[Simon Gawesworth is representing the Rio side of the equation in this week’s FarBank equipment testing / photo shoot at Andros South. Here’s his report from Wednesday. It’s a good one and not your average fishing report – read on.]
I am not sure if the Weather God felt sorry for us finally, or if our customary evening toast of “more sun, less wind, more fish” actually paid off, but today it happened! The Weather God was on our side….. mostly! We had a full day of sunshine and warmth, and conditions were PDG (pretty damn good) for fish spotting. Sure, the wind still blew, but without the clouds of day 1 and 3 we at least had a chance of seeing some fish.
A consultation the night before between John Toker, Cameron Miller (our photographer) and the intrepid FarBank anglers determined we were to head South. We were warned it was an hour’s run and that it might be rough, but the promise of white sands, open flats, beautiful islands and heaps of bonefish lured us into accepting the challenge.
As usual LD, the dog, was waiting for us at the dock with a friendly wag of his tail and his usual urge to dry hump a convenient leg. His warning growl to Karen quickly turned into puppy-like frolicking as she produced some cold cuts of meat for his satisfaction and LD and John waved us off with our guides for the day, Josie and Torrie.

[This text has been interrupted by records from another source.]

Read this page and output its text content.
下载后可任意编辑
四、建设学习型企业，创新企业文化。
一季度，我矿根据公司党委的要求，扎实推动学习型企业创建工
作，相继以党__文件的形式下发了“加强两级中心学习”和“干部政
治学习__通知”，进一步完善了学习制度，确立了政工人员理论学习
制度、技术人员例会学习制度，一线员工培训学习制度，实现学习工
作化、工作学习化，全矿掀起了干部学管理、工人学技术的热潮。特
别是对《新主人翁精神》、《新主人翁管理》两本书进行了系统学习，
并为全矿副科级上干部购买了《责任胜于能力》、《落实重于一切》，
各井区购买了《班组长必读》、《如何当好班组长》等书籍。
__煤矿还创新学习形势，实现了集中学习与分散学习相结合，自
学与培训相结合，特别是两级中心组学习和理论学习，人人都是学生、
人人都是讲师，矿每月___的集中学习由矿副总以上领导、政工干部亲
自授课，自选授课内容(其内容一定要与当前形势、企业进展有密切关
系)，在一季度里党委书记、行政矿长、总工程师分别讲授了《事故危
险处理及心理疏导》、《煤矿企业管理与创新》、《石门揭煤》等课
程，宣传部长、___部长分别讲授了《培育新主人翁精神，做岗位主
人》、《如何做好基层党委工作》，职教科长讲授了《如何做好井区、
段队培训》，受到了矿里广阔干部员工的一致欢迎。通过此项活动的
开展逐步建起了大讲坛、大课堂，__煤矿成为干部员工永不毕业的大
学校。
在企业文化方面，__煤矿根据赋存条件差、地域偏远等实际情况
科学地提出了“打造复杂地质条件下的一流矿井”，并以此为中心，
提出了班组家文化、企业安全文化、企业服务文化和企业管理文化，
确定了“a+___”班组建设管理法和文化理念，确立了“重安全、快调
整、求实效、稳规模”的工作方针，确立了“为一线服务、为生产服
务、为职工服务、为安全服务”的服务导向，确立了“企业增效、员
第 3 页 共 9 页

We gunned South (on the East side of the island) through a light swell that had us pretty drenched by the time we got to out first stop – an obscure point of land with a deepish channel running into a secluded and remote bay. As the anchors were thrown out Josie spotted a large school of bones heading towards us through the channel. Paul and I jumped out of the boat and waded quickly to intercept them. Despite both of us landing casts in front of them (and the next two huge schools that came by) we failed miserably in our attempts to persuade one of them that our shrimp really was a delicacy. They ignored everything we did and proceeded merrily, if not a little spooked, into the bay.
It was about this point that Josie noticed a large fin waving in the shallow water of the flat and pointed it out to us. The arguments raged about whether it was a marlin, a beached whale or a log so we headed over to investigate. When we got there we found a bottle nosed dolphin, lying on its side, stuck in the shallows, but alive. With some pushing and guiding Paul and Torrie managed to coax the dolphin to deeper water some two hundred yards away and we all watched as it slowly swam away. Now that was a start to the day nobody had envisaged!
The rest of the day was spent gradually heading more and more South, hitting flats and shallow bays that the guides knew. Each place we came to was full of bonefish – not just single and pairs, as we had seen before, but vast schools of them, numbering in the hundreds. Between the rod, line and clothing changes such a photo shoot requires, we all caught plenty of fish, mostly bones up to about 4 lbs, though Paul got a cracking barracuda, that Torrie gleefully landed and took home for dinner. We got the impression he felt a little hard done by that there were no dolphin steaks for dinner and that he was glad to have another source of fresh fish to take home!
The ride home took a little less time and we stayed a lot drier than our outward trip had done. We bulleted home on the West side of the Island, in the lee of the winds and in the calmer waters, watching the endless white sand flats and lush mangrove islands in awe.
I have to say that I have never seen such a beautiful flats destination as this Southern part of South Andros. White sands and dozens of small, deserted islands, with sparkling, jewel-blue water in between and hundreds and hundreds of bonefish… truly this is a paradise and an incredible saltwater destination.
As I write this short blog entry, the Westering sun sinks behind the low, late clouds, tingeing the sky in pink. As a group we sit at the Tiki bar at Andros South, rum cocktails and Kalik (the local beer) in hand and a tray of nibbles on the table in front of us. We watch over the ocean as this evening light mutes the harshness of the day’s sun and promises wonderful things for tomorrow. When John asks us where we would like to go tomorrow, the call is unanimous –“South!”